In contrast to hepatic irAEs and GVHD, portal and periportal as well as lobular inflammation were seen in patients with AIH. Immune cells that accumulated in the portal/periportal lesions were composed of CD4+ T cells, CD8+ T cells, CD20+ B cells, CD138+ plasma cells and FOXP3+ Tregs. Thus, various adaptive immune cells infiltrate the portal and periportal lesions of patients with AIH, suggesting that maturation of immune networks in the portal tract is necessary for the development of AIH33. In addition, CD4+ T cells and CD20+ B cells accumulated into the lobular lesions of patients with AIH, but not hepatic irAEs or GVHD. Compatible to previous studies34,35,36,37, FOXP3+ Tregs migrate into the lesions of patients with AIH. Given that patients with AIH, but not hepatic irAEs or GVHD, are characterised by elevated serum concentrations of IgG and ANAs, the production of pathogenic autoAbs requires the formation of portal as well as lobular immune networks in AIH. Therefore, the degree of portal and/or lobular immune-network maturation might be associated with the development of AIH, GVHD, and hepatic irAEs.

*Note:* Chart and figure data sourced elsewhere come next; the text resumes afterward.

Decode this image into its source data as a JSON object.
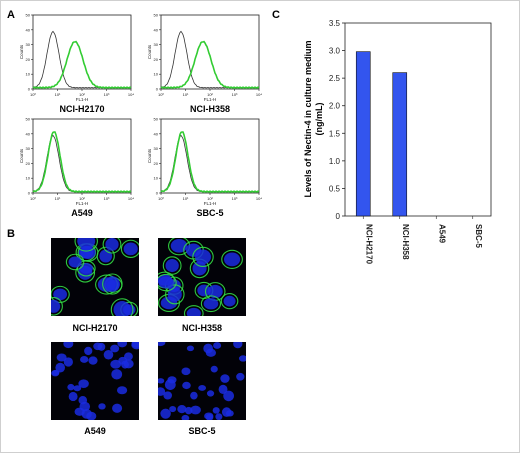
{
  "figure": {
    "panel_labels": {
      "a": "A",
      "b": "B",
      "c": "C"
    }
  },
  "flow_panels": [
    {
      "sample": "NCI-H2170",
      "axis_y": "Counts",
      "axis_x": "FL1-H",
      "tick_x": [
        "10⁰",
        "10¹",
        "10²",
        "10³",
        "10⁴"
      ],
      "tick_y": [
        "0",
        "10",
        "20",
        "30",
        "40",
        "50"
      ],
      "shifted": true
    },
    {
      "sample": "NCI-H358",
      "axis_y": "Counts",
      "axis_x": "FL1-H",
      "tick_x": [
        "10⁰",
        "10¹",
        "10²",
        "10³",
        "10⁴"
      ],
      "tick_y": [
        "0",
        "10",
        "20",
        "30",
        "40",
        "50"
      ],
      "shifted": true
    },
    {
      "sample": "A549",
      "axis_y": "Counts",
      "axis_x": "FL1-H",
      "tick_x": [
        "10⁰",
        "10¹",
        "10²",
        "10³",
        "10⁴"
      ],
      "tick_y": [
        "0",
        "10",
        "20",
        "30",
        "40",
        "50"
      ],
      "shifted": false
    },
    {
      "sample": "SBC-5",
      "axis_y": "Counts",
      "axis_x": "FL1-H",
      "tick_x": [
        "10⁰",
        "10¹",
        "10²",
        "10³",
        "10⁴"
      ],
      "tick_y": [
        "0",
        "10",
        "20",
        "30",
        "40",
        "50"
      ],
      "shifted": false
    }
  ],
  "micro_panels": [
    {
      "sample": "NCI-H2170",
      "membrane_stain": true
    },
    {
      "sample": "NCI-H358",
      "membrane_stain": true
    },
    {
      "sample": "A549",
      "membrane_stain": false
    },
    {
      "sample": "SBC-5",
      "membrane_stain": false
    }
  ],
  "colors": {
    "control": "#333333",
    "stained": "#33cc33",
    "bar": "#3355ee",
    "nuclei": "#1a2ce0",
    "membrane": "#33dd44"
  },
  "chart_data": {
    "type": "bar",
    "categories": [
      "NCI-H2170",
      "NCI-H358",
      "A549",
      "SBC-5"
    ],
    "values": [
      2.98,
      2.6,
      0,
      0
    ],
    "ylabel": "Levels of Nectin-4 in culture medium (ng/mL)",
    "ylabel_lines": [
      "Levels of Nectin-4 in culture medium",
      "(ng/mL)"
    ],
    "ylim": [
      0,
      3.5
    ],
    "yticks": [
      "0",
      "0.5",
      "1.0",
      "1.5",
      "2.0",
      "2.5",
      "3.0",
      "3.5"
    ],
    "grid": false
  }
}
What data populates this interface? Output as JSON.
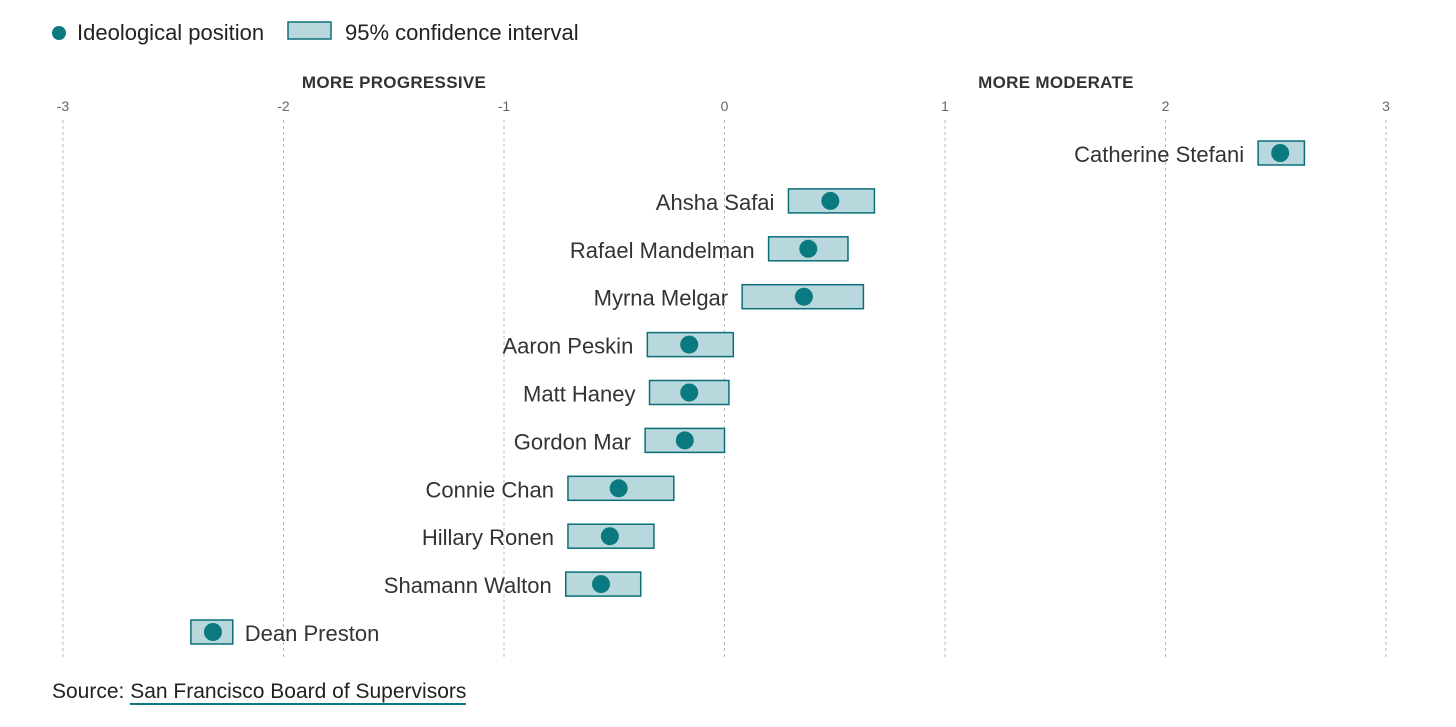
{
  "legend": {
    "point_label": "Ideological position",
    "interval_label": "95% confidence interval"
  },
  "headers": {
    "left": "MORE PROGRESSIVE",
    "right": "MORE MODERATE"
  },
  "source": {
    "prefix": "Source: ",
    "link_text": "San Francisco Board of Supervisors"
  },
  "colors": {
    "point": "#0b7a80",
    "box_fill": "#b8d8dd",
    "box_stroke": "#0b6f78",
    "grid": "#bbbbbb"
  },
  "chart_data": {
    "type": "scatter",
    "xlim": [
      -3,
      3
    ],
    "ticks": [
      "-3",
      "-2",
      "-1",
      "0",
      "1",
      "2",
      "3"
    ],
    "grid": "vertical dashed",
    "legend_position": "top-left",
    "series": [
      {
        "name": "Ideological position",
        "points": [
          {
            "label": "Catherine Stefani",
            "value": 2.52,
            "ci": [
              2.42,
              2.63
            ]
          },
          {
            "label": "Ahsha Safai",
            "value": 0.48,
            "ci": [
              0.29,
              0.68
            ]
          },
          {
            "label": "Rafael Mandelman",
            "value": 0.38,
            "ci": [
              0.2,
              0.56
            ]
          },
          {
            "label": "Myrna Melgar",
            "value": 0.36,
            "ci": [
              0.08,
              0.63
            ]
          },
          {
            "label": "Aaron Peskin",
            "value": -0.16,
            "ci": [
              -0.35,
              0.04
            ]
          },
          {
            "label": "Matt Haney",
            "value": -0.16,
            "ci": [
              -0.34,
              0.02
            ]
          },
          {
            "label": "Gordon Mar",
            "value": -0.18,
            "ci": [
              -0.36,
              0.0
            ]
          },
          {
            "label": "Connie Chan",
            "value": -0.48,
            "ci": [
              -0.71,
              -0.23
            ]
          },
          {
            "label": "Hillary Ronen",
            "value": -0.52,
            "ci": [
              -0.71,
              -0.32
            ]
          },
          {
            "label": "Shamann Walton",
            "value": -0.56,
            "ci": [
              -0.72,
              -0.38
            ]
          },
          {
            "label": "Dean Preston",
            "value": -2.32,
            "ci": [
              -2.42,
              -2.23
            ]
          }
        ]
      }
    ]
  }
}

In conclusion, hepatic irAEs are characterised by lobular inflammation mediated by CD8+ T cells and is accompanied by the impaired activation of Tregs expressing FOXP3. These pathological features are similar to those of GVHD, but not AIH. Further functional studies utilising CD8+ T cells and Tregs isolated from patients with hepatic irAEs are required to verify these findings.